Famed indeed is the fable of Achilles
and the Tortoise, known since Antiquity to every schoolchild. And yet the telling of it has steadily decayed,
until contemporary versions have become equivalent to the old Irish Bull about
how you could never walk from your table to the bar for another pint, since in doing so, you would first have to
traverse half the distance, and then half the remaining half, and then half of that remaining segment, and so on “to
infinity”. Anyone who
has every enjoyed a cold, foaming pint of Guiness ™ knows how absurd that is. -- Bartender!
Same all round!
Anyhow, the tale of Achilles racing
the tortoise, as told by the mathematician Zeno in ancient times, recalls an
actual contest, held on the plains of Troy ca. 1278 B.C. (Historians differ as to the precise date.) For a bar bet, the wily Thersites
bet Achilles than he couldn’t outrun a tortoise, if he gave the tortoise a head
start. The Achaean hero snorted
and said, “Ha! I’ll grant the
creature a thousand cubits.
Gentlemen, place your bets!”
Achaeans and Trojans alike
foregathered at the appointed time, Achilles arrogantly lounging on his shield,
the tortoise waiting humbly, a thousand cubits in front. Unfortunately, Achilles was better famed for his fleet
foot and his ferocity, than for brains (you had to go to his countryman
Odysseus for that), and had
neglected to inquire the length of the race. In fact, it had been set at precisely … one thousand and one
cubits.
Achilles, realizing belatedly that
he’d been had, set off like lightning at the sound of the bell: but when he finally reached the
finish-line, there stood the tortoise, contentedly munching on grass.

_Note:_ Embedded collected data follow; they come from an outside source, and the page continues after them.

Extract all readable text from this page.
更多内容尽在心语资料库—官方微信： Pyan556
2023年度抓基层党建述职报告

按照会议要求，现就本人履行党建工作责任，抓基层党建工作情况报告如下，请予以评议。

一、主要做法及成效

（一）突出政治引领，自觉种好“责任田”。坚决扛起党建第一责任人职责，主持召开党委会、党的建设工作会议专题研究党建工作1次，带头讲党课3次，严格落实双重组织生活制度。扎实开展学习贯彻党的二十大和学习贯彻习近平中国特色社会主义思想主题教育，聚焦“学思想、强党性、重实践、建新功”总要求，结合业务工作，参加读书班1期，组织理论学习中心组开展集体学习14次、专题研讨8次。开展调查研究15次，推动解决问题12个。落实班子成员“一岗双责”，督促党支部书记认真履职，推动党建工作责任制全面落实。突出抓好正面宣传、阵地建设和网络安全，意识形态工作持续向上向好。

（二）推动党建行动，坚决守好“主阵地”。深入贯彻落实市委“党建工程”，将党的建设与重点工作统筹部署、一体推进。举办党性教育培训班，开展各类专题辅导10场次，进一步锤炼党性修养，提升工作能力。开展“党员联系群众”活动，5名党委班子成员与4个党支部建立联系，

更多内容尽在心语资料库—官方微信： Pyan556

Thahhhhh ... Winnnnahhhhhhh !!!! |
Zeno’s arithmetical point was that,
although Achilles was much faster than the tortoise, he was not a thousand
times as fast, and thus lost.
Indeed, even had he been a thousand times as fast, he’d have been
vanquished: since in the time he covered the first thousand cubits, the
tortoise would have traveled one cubit, to the finish-line. (Left as an exercise for the reader: How fast would Achilles have to be, to
beat the tortoise under these conditions?)
In the event, Achilles had the last
laugh, since he supped on the tortoise, in the form of soup.
The tale then takes a darker turn,
as arcane mathematico-philosophical disputes led many who had lost the wager to refuse to pay up; a free-for-all ensued, which led
directly to the Trojan War.
[Note: You were probably told some foolish tale in school, about
how the cause of it all was a woman.
As if. We shall not deign to refute that account.]
~
As the centuries went by, the
lessons of that fateful day were
lost, finally issuing in a folkloristic version for children, “The Tortoise and
the Hare”. Once again, the
tortoise wins; but the
mathematical substructure has been completely discarded. Proving once again that the level of geometrical
sophistication has sadly declined since the Age of Troy.